Thayumanasamy Somasundaram

414, Kasha Laboratory

Institute of Molecular Biophysics

Florida State University, Tallahassee, FL 32306-4380

Phone: (850) 644-6448 | Fax: (850) 644-7244

soma@sb.fsu.edu | www.sb.fsu.edu/~soma


Somas Computer Notes

X-Ray data transfer using rsync

 

Procedure for transferring data from an old to a new computer using rsync



Table of contents

Introduction. 3

UNIX command: rsync. 3

Conclusion. 6

2000-2006 Thayumanasamy Somasundaram

414, Kasha Laboratory

Institute of Molecular Biophysics, Florida State University,

Tallahassee, FL 32306-4380

E-mail: soma@sb.fsu.edu URL: http://www.sb.fsu.edu/~soma

Phone 850.644.6448 Fax 850.644.7244

March 8, 2006

Logos, Figures & Photos of the respective Instrument Manufacturers

 


X-Ray Data Transfer Using rsync

Procedure for transferring data from an old to a new computer using rsync

Version: March 08, 2006

Introduction

This note is intended to help the X-Ray Facility (XRF) users transfer their data from an old computer to a new computer using a Linux/UNIX utility called rsync. A copy of this Note will be posted in XRF Resources page shortly after receiving suggestions and corrections from the users. This note was first written in March 7, 2006 and updated in March 8, 2006. The update includes several improvements over the original version (dropping ssh and compression options while using rsync since the both computers mount each other using Network File System, aka NSF).

UNIX command: rsync

rsync is an archiving UNIX/Linux utility that synchronizes directories and files in location with another location (both local and remote). It has several options (secure copy, file compression, directory tree, and file comparison) allowing a user to copy files from a source to a destination either one-time transfer or incrementally over the network.
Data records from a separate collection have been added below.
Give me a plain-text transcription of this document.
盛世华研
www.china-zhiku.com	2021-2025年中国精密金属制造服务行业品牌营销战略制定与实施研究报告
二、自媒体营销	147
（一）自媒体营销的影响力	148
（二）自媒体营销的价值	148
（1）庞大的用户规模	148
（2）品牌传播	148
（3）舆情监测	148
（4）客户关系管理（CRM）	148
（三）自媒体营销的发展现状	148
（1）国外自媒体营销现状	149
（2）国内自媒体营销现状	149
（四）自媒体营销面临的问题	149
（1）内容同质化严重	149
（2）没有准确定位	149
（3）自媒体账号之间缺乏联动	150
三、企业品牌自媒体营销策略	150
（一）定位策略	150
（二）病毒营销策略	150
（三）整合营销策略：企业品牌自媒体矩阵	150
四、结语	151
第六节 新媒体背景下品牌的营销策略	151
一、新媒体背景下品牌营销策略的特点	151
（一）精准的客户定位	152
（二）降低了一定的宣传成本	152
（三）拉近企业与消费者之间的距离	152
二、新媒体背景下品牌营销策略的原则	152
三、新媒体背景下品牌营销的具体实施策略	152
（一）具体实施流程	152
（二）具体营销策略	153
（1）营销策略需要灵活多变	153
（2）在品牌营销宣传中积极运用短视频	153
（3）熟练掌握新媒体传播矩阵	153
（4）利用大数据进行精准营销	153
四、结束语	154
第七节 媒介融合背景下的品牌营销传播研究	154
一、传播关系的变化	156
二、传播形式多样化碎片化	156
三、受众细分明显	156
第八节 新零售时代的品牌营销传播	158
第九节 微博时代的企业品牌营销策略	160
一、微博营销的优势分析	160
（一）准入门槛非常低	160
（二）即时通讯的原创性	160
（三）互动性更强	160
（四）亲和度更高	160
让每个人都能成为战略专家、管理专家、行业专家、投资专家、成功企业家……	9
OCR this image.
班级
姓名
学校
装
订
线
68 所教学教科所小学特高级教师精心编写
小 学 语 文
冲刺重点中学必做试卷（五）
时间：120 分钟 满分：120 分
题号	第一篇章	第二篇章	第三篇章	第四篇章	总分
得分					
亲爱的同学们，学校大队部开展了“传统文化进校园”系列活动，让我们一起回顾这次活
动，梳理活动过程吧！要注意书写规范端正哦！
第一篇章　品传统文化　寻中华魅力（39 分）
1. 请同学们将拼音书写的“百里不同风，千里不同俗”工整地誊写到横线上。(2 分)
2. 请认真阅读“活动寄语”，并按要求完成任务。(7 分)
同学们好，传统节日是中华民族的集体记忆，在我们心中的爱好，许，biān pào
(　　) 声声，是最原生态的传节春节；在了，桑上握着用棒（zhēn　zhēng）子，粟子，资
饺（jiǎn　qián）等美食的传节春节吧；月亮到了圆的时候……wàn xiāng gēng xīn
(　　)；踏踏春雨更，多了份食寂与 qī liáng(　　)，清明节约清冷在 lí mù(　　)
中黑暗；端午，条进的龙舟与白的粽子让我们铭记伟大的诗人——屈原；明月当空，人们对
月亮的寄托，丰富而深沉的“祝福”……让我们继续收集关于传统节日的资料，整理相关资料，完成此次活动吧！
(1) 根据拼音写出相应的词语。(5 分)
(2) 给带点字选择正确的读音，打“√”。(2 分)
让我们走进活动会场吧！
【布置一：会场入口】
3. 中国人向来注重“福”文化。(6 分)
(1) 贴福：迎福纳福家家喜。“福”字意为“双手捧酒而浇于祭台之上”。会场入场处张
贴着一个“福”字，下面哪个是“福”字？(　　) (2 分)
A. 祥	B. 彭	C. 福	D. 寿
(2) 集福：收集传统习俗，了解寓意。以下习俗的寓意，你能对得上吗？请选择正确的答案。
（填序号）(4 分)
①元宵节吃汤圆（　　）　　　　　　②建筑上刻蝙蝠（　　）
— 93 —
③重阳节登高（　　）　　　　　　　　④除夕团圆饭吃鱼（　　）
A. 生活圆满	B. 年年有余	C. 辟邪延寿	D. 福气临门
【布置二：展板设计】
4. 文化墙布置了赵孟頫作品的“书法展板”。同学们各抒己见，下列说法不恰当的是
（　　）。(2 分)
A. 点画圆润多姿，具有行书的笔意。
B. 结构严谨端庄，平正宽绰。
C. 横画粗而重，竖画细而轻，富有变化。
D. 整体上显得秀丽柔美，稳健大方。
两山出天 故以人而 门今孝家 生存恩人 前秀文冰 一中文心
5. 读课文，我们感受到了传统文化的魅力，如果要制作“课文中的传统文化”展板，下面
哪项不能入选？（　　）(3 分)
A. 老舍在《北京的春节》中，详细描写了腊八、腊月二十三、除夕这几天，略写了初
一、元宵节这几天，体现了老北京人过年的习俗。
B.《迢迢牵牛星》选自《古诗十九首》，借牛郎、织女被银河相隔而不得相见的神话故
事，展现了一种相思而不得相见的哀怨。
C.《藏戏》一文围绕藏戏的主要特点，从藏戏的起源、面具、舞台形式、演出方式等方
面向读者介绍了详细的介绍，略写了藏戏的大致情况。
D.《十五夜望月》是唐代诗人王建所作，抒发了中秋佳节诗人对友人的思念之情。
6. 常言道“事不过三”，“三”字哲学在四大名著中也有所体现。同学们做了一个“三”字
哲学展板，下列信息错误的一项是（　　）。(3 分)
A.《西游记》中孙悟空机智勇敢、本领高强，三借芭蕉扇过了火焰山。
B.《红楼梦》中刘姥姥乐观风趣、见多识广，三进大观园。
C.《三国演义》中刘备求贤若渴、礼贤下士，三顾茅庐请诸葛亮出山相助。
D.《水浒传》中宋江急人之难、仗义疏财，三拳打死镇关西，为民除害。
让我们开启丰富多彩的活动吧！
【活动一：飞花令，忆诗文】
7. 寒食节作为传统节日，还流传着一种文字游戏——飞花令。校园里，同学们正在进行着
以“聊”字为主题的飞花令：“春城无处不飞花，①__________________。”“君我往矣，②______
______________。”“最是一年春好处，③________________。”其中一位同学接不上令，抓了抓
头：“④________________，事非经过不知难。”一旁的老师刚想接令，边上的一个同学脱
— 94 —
X-Ray Facility (XRF) will soon be retiring the single processor RedHat Linux based machines neptune.sb.fsu.edu and raccoon.sb.fsu.edu replacing them with Ubuntu Linux based dual AMD 2.0 GHz Athalon processor machines tango.sb.fsu.edu and gauss.sb.fsu.edu. Users are urged to archive their data in the older machines using tape and/or DVD, or transfer their data (Note: data here refers to the processed data only and NOT the original diffraction images and the latter should NOT be transferred due to size limitations) to the new machines.

Currently, tango.sb.fsu.edu is on-line and users should first establish that they can log-in to this machine using their flame.sb.fsu.edu username and password (or mailer.sb.fsu.edu username and password). Once logged-in the users should create a new directory under /data/users/ called username (i.e., your username) and a sub-directory (say, My-Data) and other sub-sub-directories depending upon your project. Next step will be to transfer the required data from the older machines to the new machine.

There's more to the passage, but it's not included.